Workshop of research project A03 "The Transfer of Medical Episteme in the ‘Encyclopaedic’ Compilations of Late Antiquity" of Collaborative Research Center 980 "Episteme in Motion" in cooperation with Academy research project "Galen of Pergamum. The Transmission, Interpretation and Completion of Ancient Medicine" at Berlin-Brandenburg Academy of Sciences and Humanities and of University of Warwick

Organised by Prof. Dr. Philip van der Eijk & Dr. Caroline Petit

time:
July, 7-8 2022

place:
Berlin-Brandenburgische Akademie der Wissenschaften Unter den Linden 8
10117 Berlin

Research on ancient pharmacological texts has increased dramatically in recent years.
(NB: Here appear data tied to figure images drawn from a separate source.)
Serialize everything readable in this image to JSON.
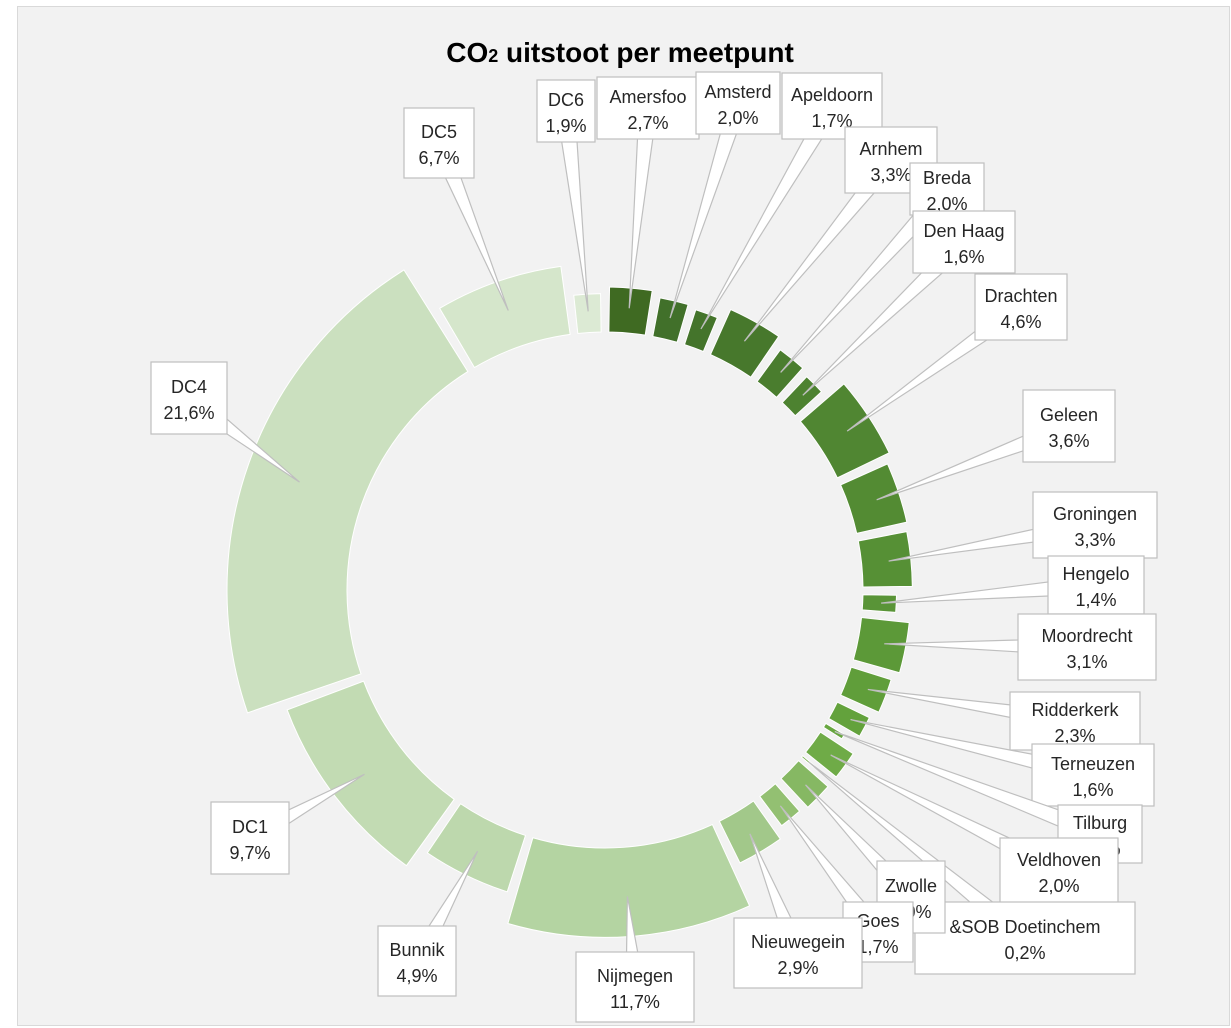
{
  "chart_data": {
    "type": "pie",
    "variant": "radial-column",
    "title": "CO₂ uitstoot per meetpunt",
    "title_main": "CO",
    "title_sub": "2",
    "title_rest": " uitstoot per meetpunt",
    "slices": [
      {
        "label": "Amersfoort",
        "display": "Amersfoo",
        "pct": "2,7%",
        "value": 2.7,
        "color": "#3f6a22"
      },
      {
        "label": "Amsterdam",
        "display": "Amsterd",
        "pct": "2,0%",
        "value": 2.0,
        "color": "#41702a"
      },
      {
        "label": "Apeldoorn",
        "display": "Apeldoorn",
        "pct": "1,7%",
        "value": 1.7,
        "color": "#44742b"
      },
      {
        "label": "Arnhem",
        "display": "Arnhem",
        "pct": "3,3%",
        "value": 3.3,
        "color": "#47782c"
      },
      {
        "label": "Breda",
        "display": "Breda",
        "pct": "2,0%",
        "value": 2.0,
        "color": "#4a7d2e"
      },
      {
        "label": "Den Haag",
        "display": "Den Haag",
        "pct": "1,6%",
        "value": 1.6,
        "color": "#4d8230"
      },
      {
        "label": "Drachten",
        "display": "Drachten",
        "pct": "4,6%",
        "value": 4.6,
        "color": "#508632"
      },
      {
        "label": "Geleen",
        "display": "Geleen",
        "pct": "3,6%",
        "value": 3.6,
        "color": "#538b33"
      },
      {
        "label": "Groningen",
        "display": "Groningen",
        "pct": "3,3%",
        "value": 3.3,
        "color": "#569035"
      },
      {
        "label": "Hengelo",
        "display": "Hengelo",
        "pct": "1,4%",
        "value": 1.4,
        "color": "#599437"
      },
      {
        "label": "Moordrecht",
        "display": "Moordrecht",
        "pct": "3,1%",
        "value": 3.1,
        "color": "#5c9938"
      },
      {
        "label": "Ridderkerk",
        "display": "Ridderkerk",
        "pct": "2,3%",
        "value": 2.3,
        "color": "#609e3a"
      },
      {
        "label": "Terneuzen",
        "display": "Terneuzen",
        "pct": "1,6%",
        "value": 1.6,
        "color": "#63a23c"
      },
      {
        "label": "Tilburg",
        "display": "Tilburg",
        "pct": "0,5%",
        "value": 0.5,
        "color": "#67a63f"
      },
      {
        "label": "Veldhoven",
        "display": "Veldhoven",
        "pct": "2,0%",
        "value": 2.0,
        "color": "#6fab47"
      },
      {
        "label": "SO&SOB Doetinchem",
        "display": "&SOB Doetinchem",
        "pct": "0,2%",
        "value": 0.2,
        "color": "#7ab155"
      },
      {
        "label": "Zwolle",
        "display": "Zwolle",
        "pct": "2,0%",
        "value": 2.0,
        "color": "#86b863"
      },
      {
        "label": "Goes",
        "display": "Goes",
        "pct": "1,7%",
        "value": 1.7,
        "color": "#93c072"
      },
      {
        "label": "Nieuwegein",
        "display": "Nieuwegein",
        "pct": "2,9%",
        "value": 2.9,
        "color": "#a2c88a"
      },
      {
        "label": "Nijmegen",
        "display": "Nijmegen",
        "pct": "11,7%",
        "value": 11.7,
        "color": "#b4d4a2"
      },
      {
        "label": "Bunnik",
        "display": "Bunnik",
        "pct": "4,9%",
        "value": 4.9,
        "color": "#bdd8ad"
      },
      {
        "label": "DC1",
        "display": "DC1",
        "pct": "9,7%",
        "value": 9.7,
        "color": "#c2dbb3"
      },
      {
        "label": "DC4",
        "display": "DC4",
        "pct": "21,6%",
        "value": 21.6,
        "color": "#cbe0bf"
      },
      {
        "label": "DC5",
        "display": "DC5",
        "pct": "6,7%",
        "value": 6.7,
        "color": "#d5e6cb"
      },
      {
        "label": "DC6",
        "display": "DC6",
        "pct": "1,9%",
        "value": 1.9,
        "color": "#dcead4"
      }
    ]
  }
}
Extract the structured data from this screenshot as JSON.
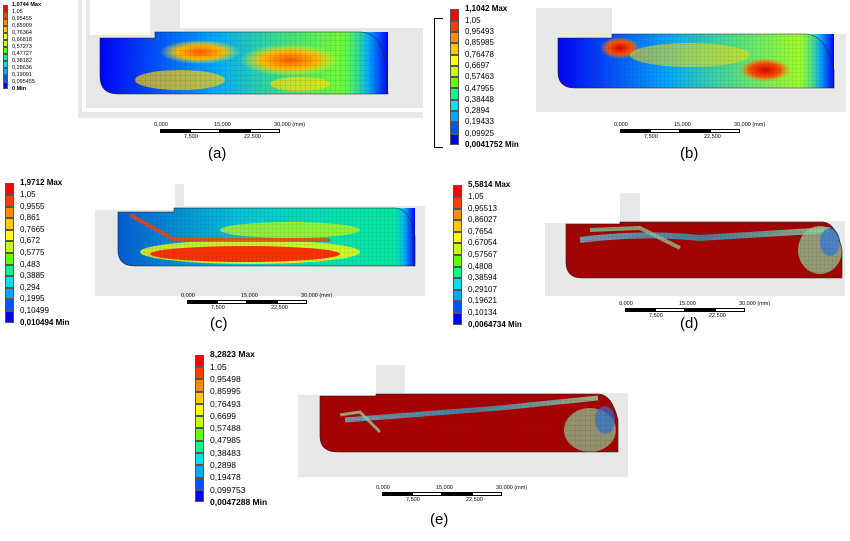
{
  "colors": {
    "bands": [
      "#0000ff",
      "#0054ff",
      "#00a8ff",
      "#00e0ee",
      "#00ff8c",
      "#5fff00",
      "#c8ff00",
      "#ffff00",
      "#ffc800",
      "#ff8c00",
      "#ff3c00",
      "#ff0000"
    ],
    "geometry": "#e8e8e8",
    "mesh": "#2a2a2a"
  },
  "panels": [
    {
      "caption": "(a)",
      "legend": [
        "1,0744 Max",
        "1,05",
        "0,95455",
        "0,85909",
        "0,76364",
        "0,66818",
        "0,57273",
        "0,47727",
        "0,38182",
        "0,28636",
        "0,19091",
        "0,095455",
        "0 Min"
      ],
      "scale": {
        "top": [
          "0,000",
          "15,000",
          "30,000 (mm)"
        ],
        "bottom": [
          "7,500",
          "22,500"
        ]
      }
    },
    {
      "caption": "(b)",
      "legend": [
        "1,1042 Max",
        "1,05",
        "0,95493",
        "0,85985",
        "0,76478",
        "0,6697",
        "0,57463",
        "0,47955",
        "0,38448",
        "0,2894",
        "0,19433",
        "0,09925",
        "0,0041752 Min"
      ],
      "scale": {
        "top": [
          "0,000",
          "15,000",
          "30,000 (mm)"
        ],
        "bottom": [
          "7,500",
          "22,500"
        ]
      }
    },
    {
      "caption": "(c)",
      "legend": [
        "1,9712 Max",
        "1,05",
        "0,9555",
        "0,861",
        "0,7665",
        "0,672",
        "0,5775",
        "0,483",
        "0,3885",
        "0,294",
        "0,1995",
        "0,10499",
        "0,010494 Min"
      ],
      "scale": {
        "top": [
          "0,000",
          "15,000",
          "30,000 (mm)"
        ],
        "bottom": [
          "7,500",
          "22,500"
        ]
      }
    },
    {
      "caption": "(d)",
      "legend": [
        "5,5814 Max",
        "1,05",
        "0,95513",
        "0,86027",
        "0,7654",
        "0,67054",
        "0,57567",
        "0,4808",
        "0,38594",
        "0,29107",
        "0,19621",
        "0,10134",
        "0,0064734 Min"
      ],
      "scale": {
        "top": [
          "0,000",
          "15,000",
          "30,000 (mm)"
        ],
        "bottom": [
          "7,500",
          "22,500"
        ]
      }
    },
    {
      "caption": "(e)",
      "legend": [
        "8,2823 Max",
        "1,05",
        "0,95498",
        "0,85995",
        "0,76493",
        "0,6699",
        "0,57488",
        "0,47985",
        "0,38483",
        "0,2898",
        "0,19478",
        "0,099753",
        "0,0047288 Min"
      ],
      "scale": {
        "top": [
          "0,000",
          "15,000",
          "30,000 (mm)"
        ],
        "bottom": [
          "7,500",
          "22,500"
        ]
      }
    }
  ]
}
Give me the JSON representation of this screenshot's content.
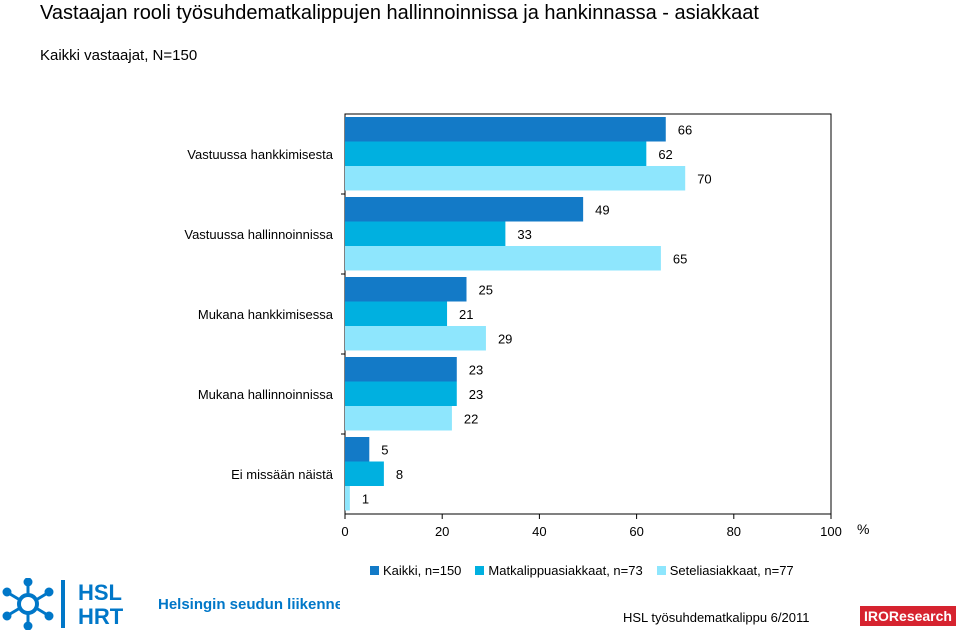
{
  "header": {
    "title": "Vastaajan rooli työsuhdematkalippujen hallinnoinnissa ja hankinnassa  - asiakkaat",
    "subtitle": "Kaikki vastaajat, N=150"
  },
  "chart_data": {
    "type": "bar",
    "orientation": "horizontal",
    "categories": [
      "Vastuussa hankkimisesta",
      "Vastuussa hallinnoinnissa",
      "Mukana hankkimisessa",
      "Mukana hallinnoinnissa",
      "Ei missään näistä"
    ],
    "series": [
      {
        "name": "Kaikki, n=150",
        "color": "#137ac7",
        "values": [
          66,
          49,
          25,
          23,
          5
        ]
      },
      {
        "name": "Matkalippuasiakkaat, n=73",
        "color": "#00b0e0",
        "values": [
          62,
          33,
          21,
          23,
          8
        ]
      },
      {
        "name": "Seteliasiakkaat, n=77",
        "color": "#8ee6fd",
        "values": [
          70,
          65,
          29,
          22,
          1
        ]
      }
    ],
    "xlim": [
      0,
      100
    ],
    "xticks": [
      "0",
      "20",
      "40",
      "60",
      "80",
      "100"
    ],
    "xunit": "%",
    "legend_position": "bottom",
    "grid": false
  },
  "footer": {
    "logo_text_1": "HSL",
    "logo_text_2": "HRT",
    "logo_caption": "Helsingin seudun liikenne",
    "source": "HSL työsuhdematkalippu  6/2011",
    "brand": "IROResearch"
  }
}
Several important projects and doctoral theses are underway, promising to deliver ground-breaking results in the next decade. In this scholarly context, various projects at the Humboldt-Universität and the university of Warwick seem to address converging questions on the changing nature of pharmacological texts across time and space. Authorship becomes more fluid, with the same text receiving various attributions; texts undergo changes of size, ordering, format, as they get adapted for new audiences. As texts become repackaged, manuscripts and papyri offer privileged evidence of those changes. Early translations of Greek works into Latin, Syriac and then Arabic result in epitomes and other reworked, shortened texts. Yet the transmission of ancient Greek pharmacology is often made difficult to apprehend due to missing links and medieval, fragmentary evidence. This workshop therefore proposed to offer complementary perspectives on those shifts, through communications on Greek, Latin and Arabic evidence. Themes addressed included language, style, authorship, dating, transmission, manuscripts.